When House Speaker Tom Foley (D) of Washington faced a tough reelection for speaker in 1992, his leadership PAC, the House Leadership Fund, gave out $266,659 to Democratic candidates, mostly to House candidates. Dole gave out $82,240 to Kansas Republican candidates in 1992 - much of it in $1,000 and $500 blocks to state senate and state house candidates. Rep. Dan Rostenkowski (D) of Illinois also uses his leadership fund to show generosity both in his home state of Illinois and to congressional candidates. For example, his leadership PAC gave $57,703 to Democratic candidates in 1992.

* Leadership PACs as slush funds. It's a maxim of campaign finance that a little donation goes a long way. A multibillion-dollar company PAC can earn the gratitude of a member of Congress with a contribution that may be a hundredth the size of a major advertising campaign but can make a big difference in company profits when legislation is voted on.

The same goes with leadership PACs. Members astute at the art use only a small portion of funds to give to their colleagues. According to Public Citizen's analysis, of the $111 million that went to leadership PACs over the past 10 years, only about 15 percent went out to colleagues' campaigns. Dole's Campaign America, which has raised $15,099,284 over the past decade, spent about 11 percent on federal campaign contributions. Sen. Jesse Helms (D) of North Carolina, whose National Congressional Club is infamous for raising millions from small donors around the country, spent only 2 percent - or $619,420 of the $34,497,534 raised over 10 years - on campaign contributions.

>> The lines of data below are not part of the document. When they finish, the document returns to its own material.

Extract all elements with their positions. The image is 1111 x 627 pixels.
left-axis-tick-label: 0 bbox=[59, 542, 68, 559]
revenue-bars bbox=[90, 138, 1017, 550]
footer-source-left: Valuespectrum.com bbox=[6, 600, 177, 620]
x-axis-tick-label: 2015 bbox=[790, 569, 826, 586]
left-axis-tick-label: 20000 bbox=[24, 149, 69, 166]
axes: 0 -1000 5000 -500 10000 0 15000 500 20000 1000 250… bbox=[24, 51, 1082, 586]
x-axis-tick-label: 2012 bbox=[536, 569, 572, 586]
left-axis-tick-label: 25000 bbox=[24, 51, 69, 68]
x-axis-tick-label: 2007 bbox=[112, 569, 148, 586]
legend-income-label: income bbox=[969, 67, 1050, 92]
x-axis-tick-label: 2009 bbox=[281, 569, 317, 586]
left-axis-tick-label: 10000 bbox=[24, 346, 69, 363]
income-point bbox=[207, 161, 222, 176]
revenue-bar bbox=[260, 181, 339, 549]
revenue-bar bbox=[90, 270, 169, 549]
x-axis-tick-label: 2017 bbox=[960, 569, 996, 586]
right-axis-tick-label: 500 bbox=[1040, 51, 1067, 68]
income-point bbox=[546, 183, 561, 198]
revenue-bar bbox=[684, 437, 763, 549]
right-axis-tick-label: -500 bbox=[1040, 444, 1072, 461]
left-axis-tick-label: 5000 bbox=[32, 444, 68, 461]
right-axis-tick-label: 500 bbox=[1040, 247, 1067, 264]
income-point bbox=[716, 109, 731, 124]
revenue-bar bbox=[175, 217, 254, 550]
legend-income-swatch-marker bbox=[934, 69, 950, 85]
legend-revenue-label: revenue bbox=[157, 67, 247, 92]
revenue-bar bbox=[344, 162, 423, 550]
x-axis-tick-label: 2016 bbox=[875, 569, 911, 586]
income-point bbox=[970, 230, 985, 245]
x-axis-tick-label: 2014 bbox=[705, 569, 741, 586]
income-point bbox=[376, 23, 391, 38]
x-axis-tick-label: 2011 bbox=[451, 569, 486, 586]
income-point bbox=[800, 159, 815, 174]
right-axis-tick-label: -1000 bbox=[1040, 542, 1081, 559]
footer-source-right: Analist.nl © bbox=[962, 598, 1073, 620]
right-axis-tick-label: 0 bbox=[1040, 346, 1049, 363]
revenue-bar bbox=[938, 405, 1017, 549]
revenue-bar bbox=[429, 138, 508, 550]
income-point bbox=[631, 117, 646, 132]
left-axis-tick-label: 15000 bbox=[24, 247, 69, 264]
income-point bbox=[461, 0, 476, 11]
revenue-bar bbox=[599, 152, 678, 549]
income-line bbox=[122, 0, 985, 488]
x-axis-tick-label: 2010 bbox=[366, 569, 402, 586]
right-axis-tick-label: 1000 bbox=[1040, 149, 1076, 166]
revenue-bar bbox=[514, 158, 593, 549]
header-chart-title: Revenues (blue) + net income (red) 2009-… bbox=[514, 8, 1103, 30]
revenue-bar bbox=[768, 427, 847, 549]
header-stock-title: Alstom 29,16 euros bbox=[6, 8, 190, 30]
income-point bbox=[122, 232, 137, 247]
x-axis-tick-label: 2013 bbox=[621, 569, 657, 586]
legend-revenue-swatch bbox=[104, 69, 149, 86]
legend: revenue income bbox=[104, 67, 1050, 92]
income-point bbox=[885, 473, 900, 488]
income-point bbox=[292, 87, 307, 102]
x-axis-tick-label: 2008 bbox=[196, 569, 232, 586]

The bulk of the money pays for airline tickets, dining out, and other expenses incurred when a politician is trying to build a national reputation. For example, according to a 1987 Nation article, Gephardt used his leadership PAC to help pay for trips to Iowa and New Hampshire in 1985-86 when he was eyeing the presidential race but hadn't yet announced. This tactic allowed him to avoid presidential-election spending limits. Clever lawyers and campaign strategists will surely seek new ways to finance campaigns through leadership PACs to avoid congressional spending limits - if campaign finance reform passes without a leadership PAC ban.

For some members, leadership PACs become a source for more frivolous purposes. A 1993 profile of Representative Rostenkowski in Congressional Quarterly states that $19,000 from his America's Leaders Fund went to pay for sweaters embroidered with his name. Most recently, Rostenkowski has used his leadership PAC to help cover legal expenses for him and his staff, who are being investigated as part of the House Post Office scandal.

A campaign finance bill without a leadership PAC ban only invites future abuses. Members will turn to leadership PACs to avoid aggregate limits on PAC donations by special interest groups and spending limits on their own campaigns. The public would soon see that campaign finance reform didn't go far enough.